Abstract:
Introduction: Pharmacokinetic variability in response to pharmacotherapy contribute to adverse drug reactions, drug-drug interaction and therapeutic failure seen in clinical practice. Poor therapeutic response to medication has been attributed to inter-individual and interethnic variability in cytochrome P450 (CYP450)-dependent metabolism and altered drug absorption via expressed transport channels such as P-glycoprotein (P-gp). An individualised approach in therapeutic management would be beneficial in a South-African population considering the country’s large genetic diversity. A single time point, non-invasive capillary sampling, combined with a low dose probe drug cocktail, to simultaneously quantify in vivo drug and metabolite concentrations, would enhance the feasibility and cost-effectiveness of routine phenotyping in clinical practice and guide personalised prescribing to individual patients. A recent development in dried blood spot sampling is the Mitra™ device, using Volumetric Absorptive Micro Sampling (VAMS™) technology to collect an accurate volume (10-30 µL) of whole blood onto a hydrophilic polymeric tip as an alternative to plasma sampling. Small volume blood sampling however presents bioanalytical challenges in terms of the reproducibility and sensitivity of the quantitative method and the agreement between quantitative measurement from a dried blood spot (DBS) and that from plasma sampling. The physicochemical diversity of the structurally related aromatic probe drugs, used together in a drug cocktail, further require optimised analytical procedures for simultaneous quantification. Phenotyping cocktails are compounded from commercially available dosage forms and introduce challenges with regards to dosage homogeneity, chemical interference or degradation and possible incompatibilities of drugs when used in combination.
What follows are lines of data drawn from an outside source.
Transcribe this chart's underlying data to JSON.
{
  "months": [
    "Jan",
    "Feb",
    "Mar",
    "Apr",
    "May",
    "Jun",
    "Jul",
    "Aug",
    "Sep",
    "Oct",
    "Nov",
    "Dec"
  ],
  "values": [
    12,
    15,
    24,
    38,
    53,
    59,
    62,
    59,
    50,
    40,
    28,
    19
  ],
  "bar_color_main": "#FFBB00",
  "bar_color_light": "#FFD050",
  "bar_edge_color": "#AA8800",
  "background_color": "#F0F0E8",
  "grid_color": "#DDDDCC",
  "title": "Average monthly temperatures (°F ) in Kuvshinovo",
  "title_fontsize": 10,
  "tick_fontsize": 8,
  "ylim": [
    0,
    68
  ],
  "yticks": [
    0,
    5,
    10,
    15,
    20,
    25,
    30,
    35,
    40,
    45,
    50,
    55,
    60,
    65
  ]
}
Aim and objectives: The purpose of this study was to compound the validated “Geneva phenotyping drug cocktail”, from available API sources and develop a validated, targeted, analytical LC-MS/MS method to quantify the seven probe drugs and six respective metabolites in dried blood spots when using the Mitra™ volumetric absorptive micro-sampling device for blood collection. The aim was to assess inter-method agreement of the measured probe drug and metabolite concentrations between the low sample volume, from a dried blood spot, and conventional plasma sampling.
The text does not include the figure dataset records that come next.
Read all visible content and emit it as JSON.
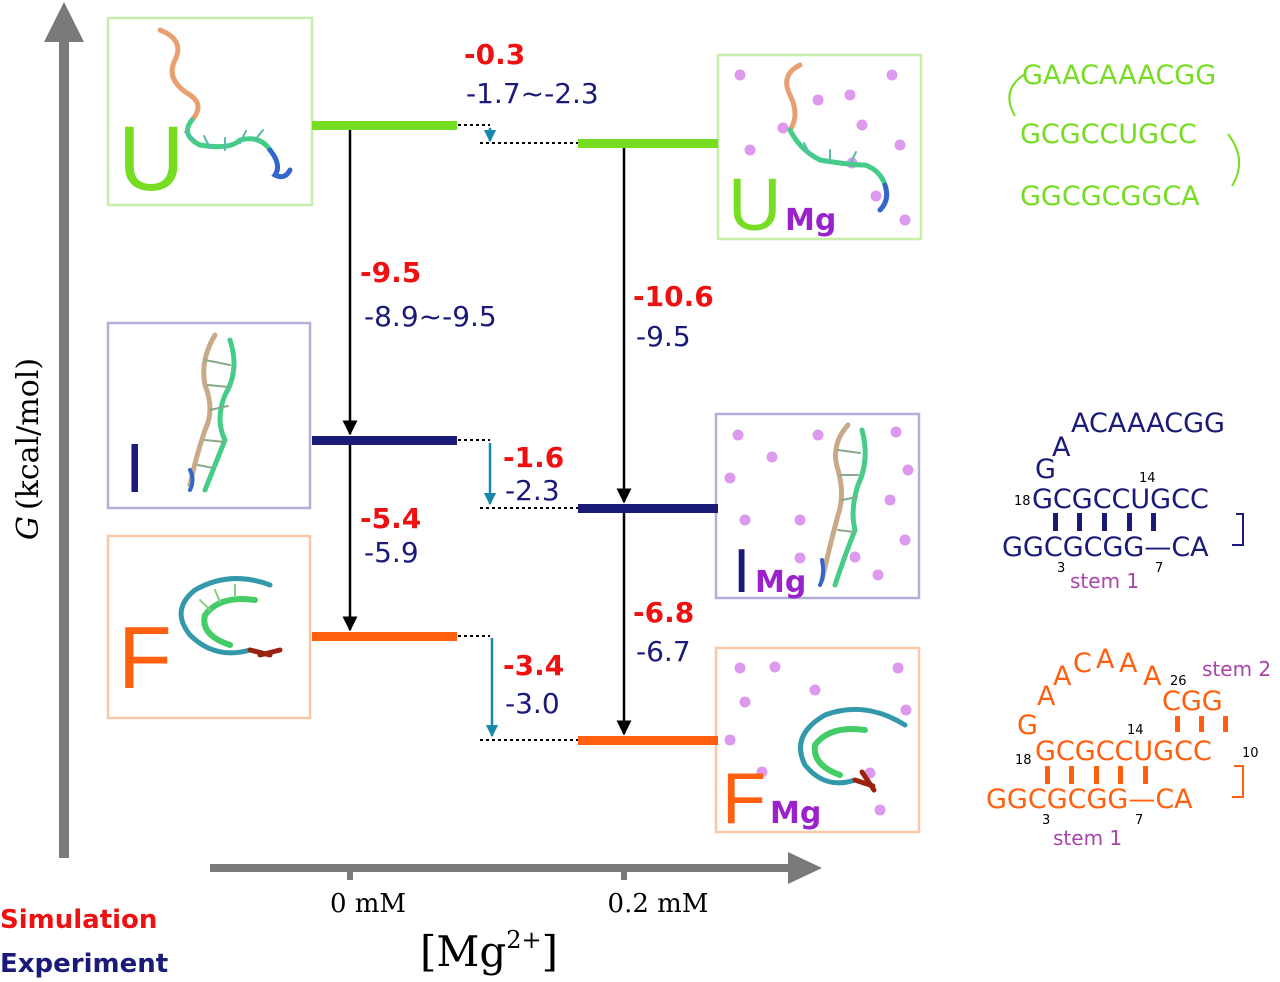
{
  "axes": {
    "y_label_italic": "G",
    "y_label_rest": "(kcal/mol)",
    "x_label_base": "[Mg",
    "x_label_sup": "2+",
    "x_label_close": "]",
    "x_ticks": [
      "0 mM",
      "0.2 mM"
    ]
  },
  "legend": {
    "simulation": "Simulation",
    "experiment": "Experiment"
  },
  "states": {
    "U": {
      "label": "U"
    },
    "I": {
      "label": "I"
    },
    "F": {
      "label": "F"
    },
    "U_mg": {
      "label": "U",
      "sub": "Mg"
    },
    "I_mg": {
      "label": "I",
      "sub": "Mg"
    },
    "F_mg": {
      "label": "F",
      "sub": "Mg"
    }
  },
  "transitions": {
    "u_to_i_0": {
      "sim": "-9.5",
      "exp": "-8.9~-9.5"
    },
    "i_to_f_0": {
      "sim": "-5.4",
      "exp": "-5.9"
    },
    "u_to_i_mg": {
      "sim": "-10.6",
      "exp": "-9.5"
    },
    "i_to_f_mg": {
      "sim": "-6.8",
      "exp": "-6.7"
    },
    "mg_shift_u": {
      "sim": "-0.3",
      "exp": "-1.7~-2.3"
    },
    "mg_shift_i": {
      "sim": "-1.6",
      "exp": "-2.3"
    },
    "mg_shift_f": {
      "sim": "-3.4",
      "exp": "-3.0"
    }
  },
  "sequences": {
    "unfolded": [
      "GAACAAACGG",
      "GCGCCUGCC",
      "GGCGCGGCA"
    ],
    "intermediate": {
      "loop": "ACAAACGG",
      "a": "A",
      "g": "G",
      "top_strand": "GCGCCUGCC",
      "bottom_strand": "GGCGCGG—CA",
      "num_18": "18",
      "num_14": "14",
      "num_3": "3",
      "num_7": "7",
      "stem1": "stem 1"
    },
    "folded": {
      "loop_letters": [
        "A",
        "A",
        "C",
        "A",
        "A",
        "A"
      ],
      "num_26": "26",
      "cgg": "CGG",
      "g": "G",
      "top_strand": "GCGCCUGCC",
      "bottom_strand": "GGCGCGG—CA",
      "num_18": "18",
      "num_14": "14",
      "num_10": "10",
      "num_3": "3",
      "num_7": "7",
      "stem1": "stem 1",
      "stem2": "stem 2"
    }
  },
  "colors": {
    "sim_red": "#ee1111",
    "exp_navy": "#1a1a78",
    "unfolded_green": "#77dd22",
    "intermediate_navy": "#1a1a78",
    "folded_orange": "#ff6010",
    "mg_purple": "#9922cc",
    "ion_pink": "#dd99ee",
    "teal_arrow": "#1888aa",
    "stem_label": "#aa44aa",
    "axis_gray": "#7a7a7a"
  }
}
Methods: An Agilent binary series LC system coupled to a Sciex 4000 QTRAP triple quadrupole tandem mass spectrometer was used for method optimisation and validation. Targeted LC-MS/MS methods, in both negative and positive ESI mode, were validated according to ICH guidelines for matrix effects, recovery, linearity, limits of quantitation and detection, carry-over, inter and intraday precision and accuracy and analyte stability. The selectivity of the structurally related ionisable analytes was compared between a Kinetex C18 and Kinetex Biphenyl column and the influence of changes in the analytical conditions (involving mobile phase pH and solvent mixture composition as well as the solvent type) studied. An initial assessment of statistical in vitro agreement between plasma and DBS sampling were carried out. USP assays were performed to determine the weight and content uniformity of the compounded phenotyping cocktail containing six of the seven probe drugs. Content uniformity was evaluated with an Acquity UPLC system coupled to a Synapt G2 QTOF mass spectrometer.
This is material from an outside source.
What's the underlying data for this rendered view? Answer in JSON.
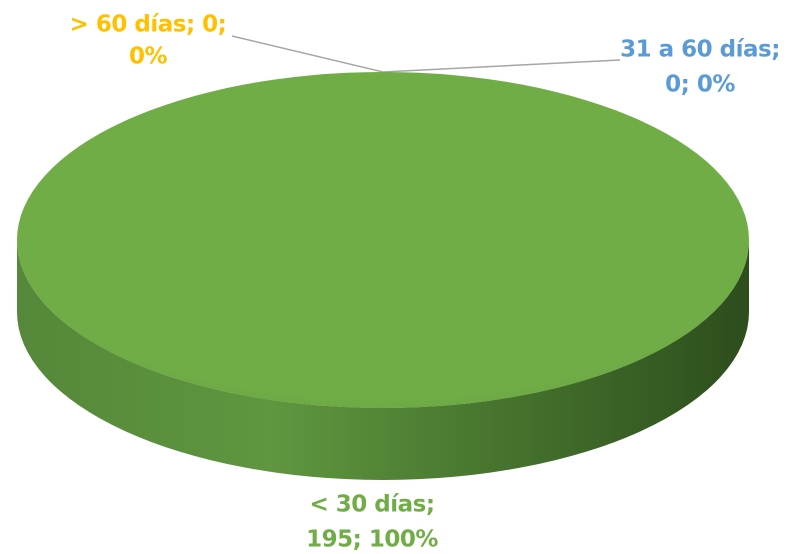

Results and discussion: A biphenyl stationary phase in combination with methanol as the organic eluent, provided improved resolution and analyte selectivity of the structurally related aromatic compounds. Results from the robustness experiment further confirmed the importance of controlling analytical conditions to ensure reproducibility and reliability of the quantitative method. Separation selectivity and higher throughput were prioritised over optimised ionisation efficiency, although the sensitivity of the analytical method for individual analytes were still within the expected in vivo concentration ranges to infer metabolic and transport phenotypes. This study successfully validated the use of DBS, collected with the volumetrically controlled absorptive microsampling device Mitra™, to measure expected probe drug and metabolite concentrations using the “Geneva phenotyping cocktail”. The validated method met all the required standards accepted in bioanalytical chemistry for specificity, sensitivity, linearity, accuracy, precision, carry-over and stability. From the initial in vitro assessment of agreement, it was concluded that blood cell distribution kinetics are regulated by the blood-to-plasma concentration ratio and time dependent equilibrium between different blood compartments, the physicochemical properties of the analytes, temperature during extraction, analyte concentration and stability. A conclusive confounding factor was the extent to which the extraction procedure liberated bound drug from either plasma proteins or erythrocytes. It was further concluded that the compounded low dose phenotyping cocktail capsules could be used successfully to assess inter-method agreement of drug-based metabolic ratios and drug transport between plasma and DBS collected with the Mitra™ device.
Conclusion: To our knowledge, this is the first DBS validation study using the Mitra™ device for the purpose of simultaneous phenotyping of the in vivo P-gp transport and CYP450 metabolic activity of the CYP1A2, -2B6, -2C9, -2C19, -2D6 and -3A4 enzymes and activity.